February 06, 2007

Authenticated Distributed Search (OpenSearch, OpenID)

I've been working on Drupal distributed search for a while now, releasing a beta of the OpenSearch Aggregator as well as a release of the OpenSearch feed module. The aggregator has a friendly UI for setting up any number of sources and the feed contains relevance information from the Drupal search system. Results are also cached on the aggregator for performance reasons.

More information about these modules can be found in my earlier blog posts about OpenSearch.

The ultimate goal however is to set up distributed search for a Bryght client between a network of secure Drupal sites. The searches for logged-in users should include content that is visible to them across all the different Drupal sites.

OpenID is the obvious choice as an identity mechanism for the users, but it does not immediately help us with the authentication. I've written a document after some research that details possible approaches and solutions. Because we're talking about frontier technology here, it seemed best to repost it publicly to sollicit feedback from anyone interested. I could certainly use some extra opinions on this, as it is all very new to me.

Essential requirements

The most basic requirement can be summed up as follows:

Given the search aggregator (master) and a group of sites that return results (slaves). Whenever a search is performed by a user logged in on the master, the master contacts all the slaves and passes along the identity of the user making the request. This information needs to be unambiguous and secure. Slaves will then return results respecting the user's access permissions back to the master, who aggregates and caches the results for browsing.

All communication to the slaves is done by the master. For practical and performance reasons, none of this can be implemented on the browser/client-side (other than maybe a trivial form/redirect to log-in once).

1. Naive implementation

A very simple implementation could use each user's e-mail address as the global identifier for identity, and map it to the local Drupal uid on each site. The request could be signed using a simple keyed hash (HMAC) with a shared secret key that is set on all the participating sites (thus encoding trust). A query from the server to a slave might look like:

GET http://example.com/opensearch/node/keywords?user=name@example.com&hmac=123456789abcdef

There are several problems with this:

The user needs to register manually on each of the participating sites using the same e-mail address.
A shared secret needs to be manually set on each of the participating sites.
All participating sites must be part of a completely trusted, closed network.

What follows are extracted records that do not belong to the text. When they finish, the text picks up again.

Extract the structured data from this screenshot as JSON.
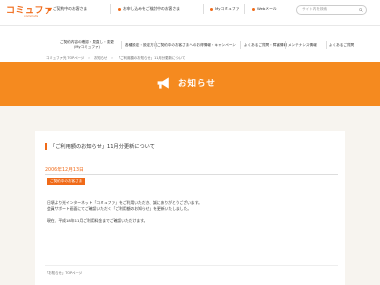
{
  "header": {
    "logo_main": "コミュファ",
    "logo_sub": "commufa",
    "search_placeholder": "サイト内を検索",
    "nav_top": [
      {
        "label": "ご契約中のお客さま"
      },
      {
        "label": "お申し込みをご検討中のお客さま"
      },
      {
        "label": "Myコミュファ"
      },
      {
        "label": "Webメール"
      }
    ],
    "nav_main": [
      {
        "label": "ご契約内容の確認・見直し・変更",
        "sub": "(Myコミュファ)"
      },
      {
        "label": "各種設定・設定方法"
      },
      {
        "label": "ご契約中のお客さまへのお得情報・キャンペーン"
      },
      {
        "label": "よくあるご質問・障害情報"
      },
      {
        "label": "メンテナンス情報"
      }
    ],
    "nav_faq": "よくあるご質問"
  },
  "breadcrumb": [
    "コミュファ光 TOPページ",
    "お知らせ",
    "「ご利用額のお知らせ」11月分更新について"
  ],
  "hero": {
    "title": "お知らせ"
  },
  "article": {
    "title": "「ご利用額のお知らせ」11月分更新について",
    "date": "2006年12月13日",
    "badge": "ご契約中のお客さま",
    "paragraphs": [
      "日頃より光インターネット「コミュファ」をご利用いただき、誠にありがとうございます。",
      "会員サポート画面にてご確認いただく「ご利用額のお知らせ」を更新いたしました。",
      "",
      "現在、平成18年11月ご利用料金までご確認いただけます。"
    ],
    "back_link": "「お知らせ」TOPページ"
  },
  "colors": {
    "accent": "#f06a18",
    "hero_bg": "#f58a1f",
    "content_bg": "#f7f4ef"
  }
}
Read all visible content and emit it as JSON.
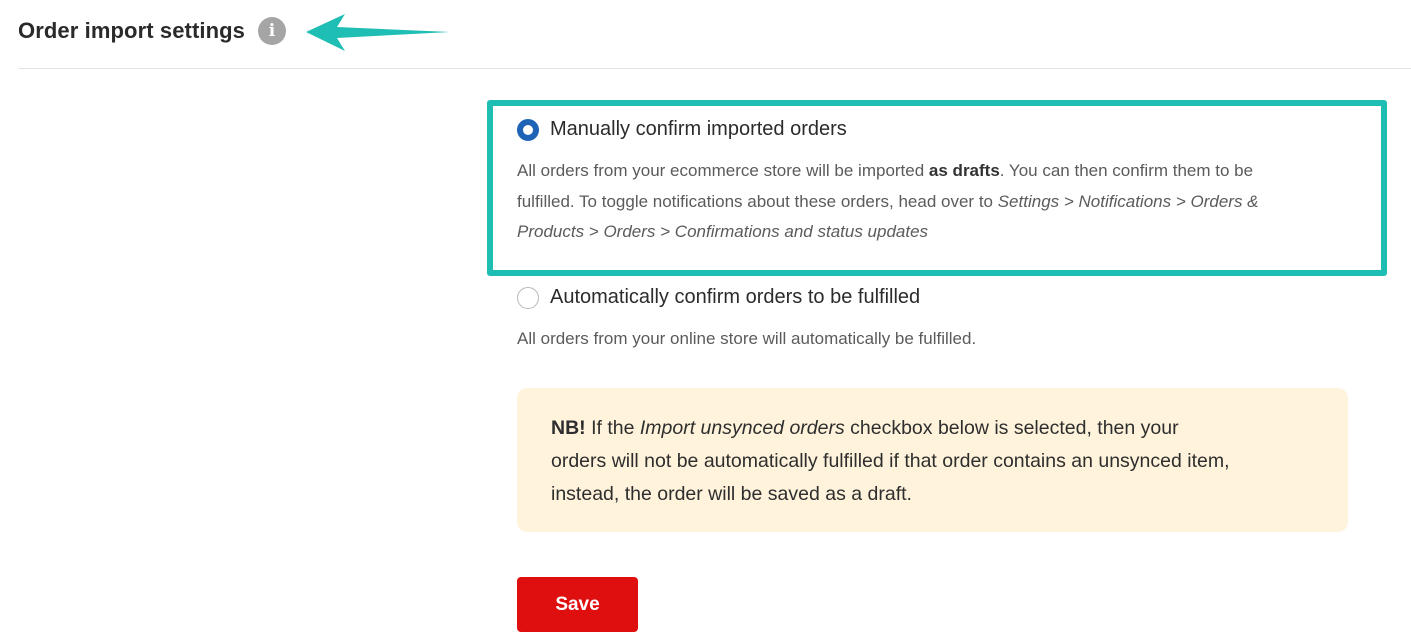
{
  "header": {
    "title": "Order import settings",
    "info_icon": "info-icon",
    "info_glyph": "i"
  },
  "annotation": {
    "arrow_color": "#1fbeb4",
    "highlight_color": "#1fbeb4"
  },
  "options": [
    {
      "label": "Manually confirm imported orders",
      "selected": true,
      "desc": {
        "l1_a": "All orders from your ecommerce store will be imported ",
        "l1_b": "as drafts",
        "l1_c": ". You can then confirm them to be",
        "l2_a": "fulfilled. To toggle notifications about these orders, head over to ",
        "l2_b": "Settings > Notifications > Orders &",
        "l3": "Products > Orders > Confirmations and status updates"
      }
    },
    {
      "label": "Automatically confirm orders to be fulfilled",
      "selected": false,
      "desc": "All orders from your online store will automatically be fulfilled."
    }
  ],
  "notice": {
    "bg_color": "#fff3dc",
    "l1_a": "NB!",
    "l1_b": " If the ",
    "l1_c": "Import unsynced orders",
    "l1_d": " checkbox below is selected, then your",
    "l2": "orders will not be automatically fulfilled if that order contains an unsynced item,",
    "l3": "instead, the order will be saved as a draft."
  },
  "save_button": {
    "label": "Save",
    "color": "#e00f0f"
  },
  "colors": {
    "radio_selected": "#1e63b5"
  }
}
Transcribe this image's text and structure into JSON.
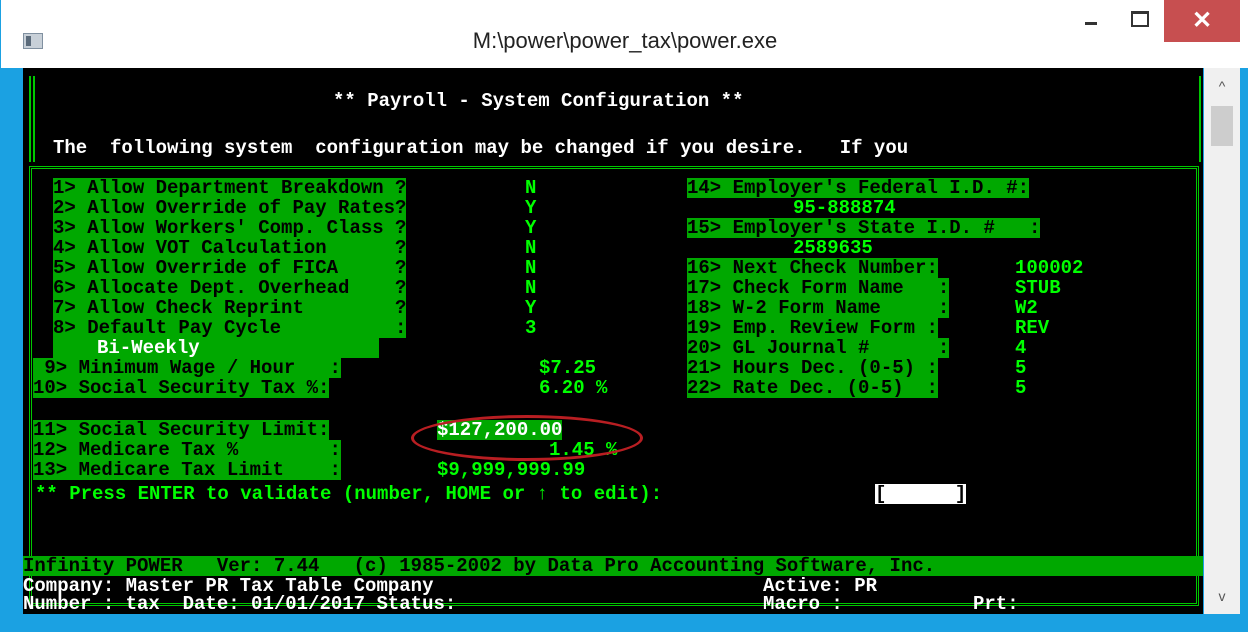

2. Improvements: OpenID log-in

Some first low-hanging fruit is using distributed OpenID for the end users. This avoids explicit registering on each of the participating sites, as the Drupal OpenID module does this for us when you log-in the first time. It also gives us a globally unique identifier (the user's OpenID) which is verified (by DNS), to cross reference the local numeric uid's with.

However, OpenID is distributed in nature, and does not immediately help us when we want to have the master prove to the slave that it is allowed to fetch content for a certain user. The only entity that knows and holds the keys/cookies to which sites a user is logged in to is the user's browser (User-Agent), while the home site knows only which sites are allowed and have been logged in to in the past.

The trust between master and slave would still have to be implemented through some other means, for example again using a shared secret key and HMAC verification:

GET http://example.com/opensearch/node/keywords?user=user.openid.com&hmac=123456789abcdef

Instead of authenticating every request, we could also implement an authenticated 'back door' through which the master can force log-ins on the slaves without doing actual OpenID authentication with the home server. The result would be a session cookie for each slave that can be used normally by the master:

POST http://example.com/trust/?user=user.openid.com&hmac=123456789abcdef => Cookie is set GET http://example.com/opensearch/node/keywords Cookie: PHPSESSID=123456789abcdef123456789abcdef

This backdoor login would be provided by another module, and would have to rely on e.g. a DNS or IP-based whitelist of allowed hosts, optionally with SSL to ensure confidentiality.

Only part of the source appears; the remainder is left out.